The Market for Data Privacy: Data and Code

by Tarun Ramadorai, Antoine Uettwiller and Ansgar Walther (Imperial College London), in collaboration with Michelle Lee (University of Oxford)

This repo contains the data and code used for our research paper.

We welcome any suggestions on how to improve our approach! You can contact us at: a.walther@imperial.ac.uk

Data

data/attributes.csv contains the privacy attributes of all Compustat US firms: Whether we found a privacy policy (found), whether this policy is visible (visible), its length (paragraphs, words), its Fog readability (fog), the overall legal clarity index (overall), and the number of third-party tracking cookies on its website (tptrackingcookies). This dataset has identifiers gvkey that can be used to merge it with Compustat data, as well as weburl identifiers for the website of each firm.
data/policies.json contains the full text of all privacy policies we found in this sample. Each policy is saved as a list of paragraphs. This dataset has weburl identifiers.
data/expert.csv contains the evaluations of a legal expert for a smaller sample of policies. This data has Details of expert's criteria are in the paper. These evaluations form the basis of our legal clarity index. This dataset has weburl identifiers.

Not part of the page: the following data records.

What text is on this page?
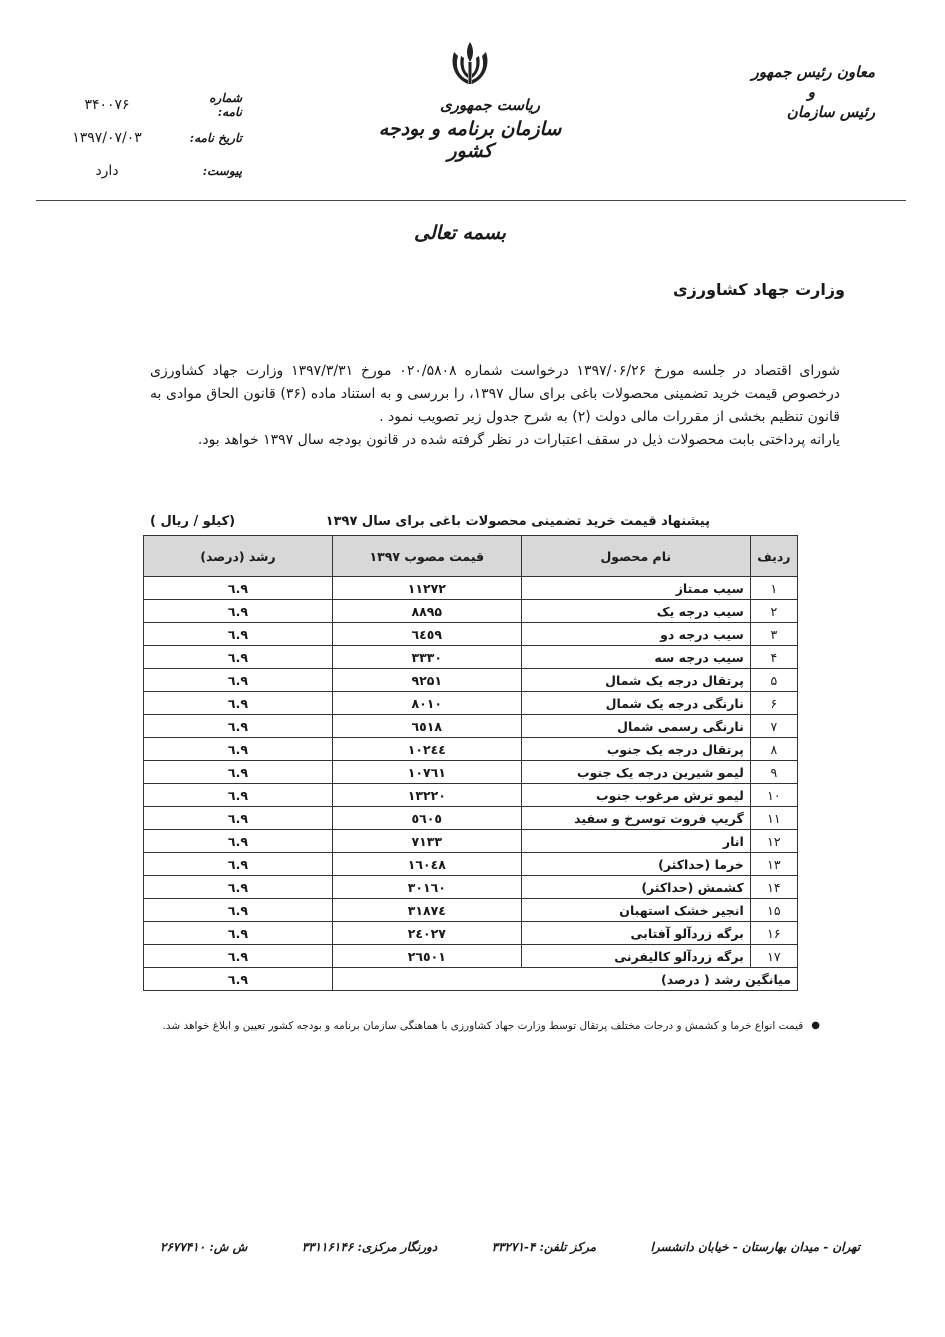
معاون رئیس جمهور
و
رئیس سازمان
ریاست جمهوری
سازمان برنامه و بودجه کشور
شماره نامه:
۳۴۰۰۷۶
تاریخ نامه:
۱۳۹۷/۰۷/۰۳
پیوست:
دارد
بسمه تعالی
وزارت جهاد کشاورزی

شورای اقتصاد در جلسه مورخ ۱۳۹۷/۰۶/۲۶ درخواست شماره ۰۲۰/۵۸۰۸ مورخ ۱۳۹۷/۳/۳۱ وزارت جهاد کشاورزی درخصوص قیمت خرید تضمینی محصولات باغی برای سال ۱۳۹۷، را بررسی و به استناد ماده (۳۶) قانون الحاق موادی به قانون تنظیم بخشی از مقررات مالی دولت (۲) به شرح جدول زیر تصویب نمود .

یارانه پرداختی بابت محصولات ذیل در سقف اعتبارات در نظر گرفته شده در قانون بودجه سال ۱۳۹۷ خواهد بود.

پیشنهاد قیمت خرید تضمینی محصولات باغی برای سال ۱۳۹۷
(کیلو / ریال )
ردیف	نام محصول	قیمت مصوب ۱۳۹۷	رشد (درصد)
۱	سیب ممتاز	۱۱۲۷۲	۹.٦
۲	سیب درجه یک	۸۸۹۵	۹.٦
۳	سیب درجه دو	٦٤٥٩	۹.٦
۴	سیب درجه سه	۳۳۳۰	۹.٦
۵	پرتقال درجه یک شمال	۹۲۵۱	۹.٦
۶	نارنگی درجه یک شمال	۸۰۱۰	۹.٦
۷	نارنگی رسمی شمال	٦٥١٨	۹.٦
۸	پرتقال درجه یک جنوب	۱۰۲٤٤	۹.٦
۹	لیمو شیرین درجه یک جنوب	۱۰۷٦۱	۹.٦
۱۰	لیمو ترش مرغوب جنوب	۱۳۲۲۰	۹.٦
۱۱	گریپ فروت توسرخ و سفید	٥٦٠٥	۹.٦
۱۲	انار	۷۱۳۳	۹.٦
۱۳	خرما (حداکثر)	۱٦۰٤۸	۹.٦
۱۴	کشمش (حداکثر)	۳۰۱٦۰	۹.٦
۱۵	انجیر خشک استهبان	۳۱۸۷٤	۹.٦
۱۶	برگه زردآلو آفتابی	۲٤۰۲۷	۹.٦
۱۷	برگه زردآلو کالیفرنی	۲٦٥۰۱	۹.٦
میانگین رشد ( درصد)			۹.٦
●
قیمت انواع خرما و کشمش و درجات مختلف پرتقال توسط وزارت جهاد کشاورزی با هماهنگی سازمان برنامه و بودجه کشور تعیین و ابلاغ خواهد شد.
تهران - میدان بهارستان - خیابان دانشسرا
مرکز تلفن: ۴-۳۳۲۷۱
دورنگار مرکزی: ۳۳۱۱۶۱۴۶
ش ش: ۲۶۷۷۴۱۰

See the paper for detailed definitions of our sample and variables.

Python Code

The easiest way to use our code is to run the Jupyter notebook demo.ipynb and adapt it to your needs.

The code runs in Python 3 after cloning the repository and running pip install -r requirements.txt.

For easy compatibility, we have also created a Docker image (instructions below).

Our code consists of the following modules:

src/urls.py contains tools that find candidate URLs for privacy policies on a given website.
src/text.py contains tools that download privacy policies (given candidate URLs) and clean them for natural language processing.
src/attributes.py contains tools that calculate the attributes of privacy policies (visibility, length, readability, legal clarity) as used in the paper.

These modules all call on src/utils.py which contains various auxiliary functions.

Note Our paper and the published data also contain measures of third-party tracking activity. We obtained these data manually by uploading lists of websites to www.privacyscore.org, which in turn uses the OpenWPM software developed by Englehardt and Narayanan (see https://github.com/mozilla/OpenWPM).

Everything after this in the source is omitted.